Kline faced a statutory maximum sentence of 20 years. He has been on home confinement for five years and must forfeit state contributions to his pension as a result of the plea agreement.

Sex Offender

The Irvine resident will be required to register as a sex offender once he is released from prison. Prosecutors have previously expressed concerns that he would be a risk after his release, citing a diary in which he recounted following children in shopping malls and being attracted to boys when he worked as a volunteer baseball umpire.

Kline was originally charged after a Canadian hacker used a computer program to download diary entries and other images from the judge’s computers. The hacked information was turned over to Pedowatch, a Colorado watchdog group, which notified Irvine police.

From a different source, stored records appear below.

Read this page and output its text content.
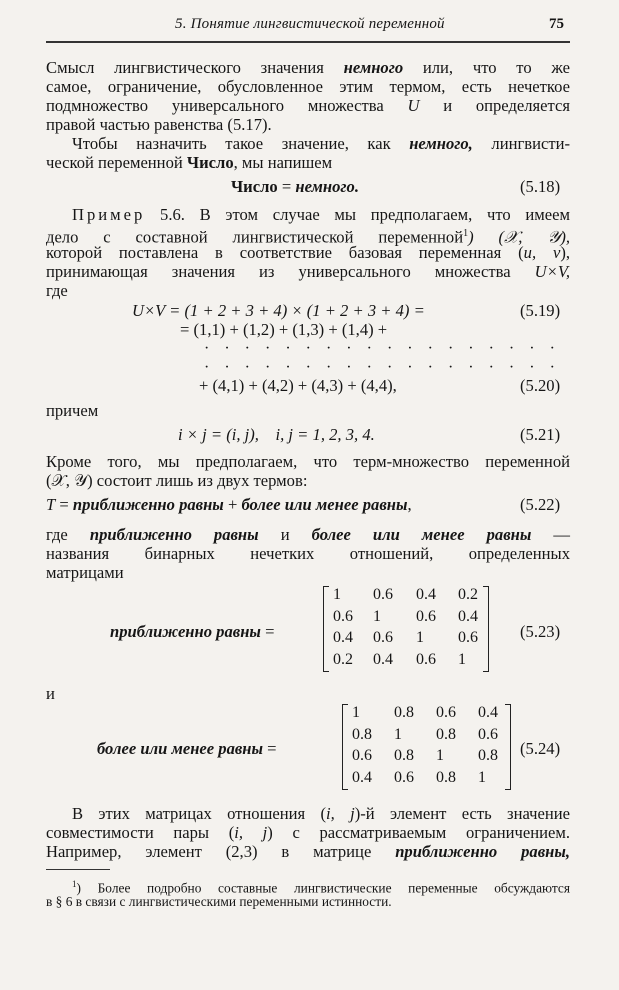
5. Понятие лингвистической переменной	75
Смысл лингвистического значения немного или, что то же
самое, ограничение, обусловленное этим термом, есть нечеткое
подмножество универсального множества U и определяется
правой частью равенства (5.17).
Чтобы назначить такое значение, как немного, лингвисти-
ческой переменной Число, мы напишем
Число = немного.	(5.18)
Пример 5.6. В этом случае мы предполагаем, что имеем
дело с составной лингвистической переменной$^1$) (𝒳, 𝒴),
которой поставлена в соответствие базовая переменная (u, v),
принимающая значения из универсального множества U×V,
где
U×V = (1 + 2 + 3 + 4) × (1 + 2 + 3 + 4) =	(5.19)
= (1,1) + (1,2) + (1,3) + (1,4) +
· · · · · · · · · · · · · · · · · ·
· · · · · · · · · · · · · · · · · ·
+ (4,1) + (4,2) + (4,3) + (4,4),	(5.20)
причем
i × j = (i, j),    i, j = 1, 2, 3, 4.	(5.21)
Кроме того, мы предполагаем, что терм-множество переменной
(𝒳, 𝒴) состоит лишь из двух термов:
T = приближенно равны + более или менее равны,	(5.22)
где приближенно равны и более или менее равны —
названия бинарных нечетких отношений, определенных
матрицами
приближенно равны =
1	0.6	0.4	0.2
0.6	1	0.6	0.4
0.4	0.6	1	0.6
0.2	0.4	0.6	1
(5.23)
и
более или менее равны =
1	0.8	0.6	0.4
0.8	1	0.8	0.6
0.6	0.8	1	0.8
0.4	0.6	0.8	1
(5.24)
В этих матрицах отношения (i, j)-й элемент есть значение
совместимости пары (i, j) с рассматриваемым ограничением.
Например, элемент (2,3) в матрице приближенно равны,
$^1$) Более подробно составные лингвистические переменные обсуждаются
в § 6 в связи с лингвистическими переменными истинности.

In 2003, Marshall ruled that the hacker, Bradley Willman of British Columbia, was working as a government agent when he hacked Kline’s computer, and suppressed the prosecution’s evidence because there was no search warrant.

But a Ninth U.S. Circuit Court of Appeals panel, while agreeing that the search was illegal, said it was “private” and thus did not implicate the Fourth Amendment and the exclusionary rule.

Willman had attached a “Trojan Horse” virus to pornographic images of children on the Internet. The virus, which is downloaded onto an individual’s computer when that individual downloads an image to which the virus is attached, enabled Willman to open, alter, and download files on the infected computer.

Kline is a former partner in the law firm of Haight, Brown & Bonesteel, where he was a managing partner before then-Gov. Pete Wilson appointed him to the bench in 1995. He is a graduate of Rice University in Houston, obtained his law degree at the University of Texas, and practiced in Houston before coming to California in the 1970s.

Molestation Charges

The criminal charges resulted in the demise of his career. He was arrested after the filing deadline for the 2002 primary, but 11 write-in candidates filed to oppose him and he came in second in the voting.

He later obtained a court ruling permitting him to withdraw from the general election. Kline’s career officially ended in January 2003 when his term expired, although he had been off the bench for months as a result of being under home confinement.

Kline was also charged in Orange Superior Court with molesting a former neighbor when the accuser was 14 years old in 1979. The man came forward after learning about the child pornography arrest.

The charges were dropped after the U.S. Supreme Court struck down California’s law allowing revival of previously unreported child molestation charges if there was independent corroborating evidence. The high court said the law violated the Constitution’s Ex Post Facto Clause.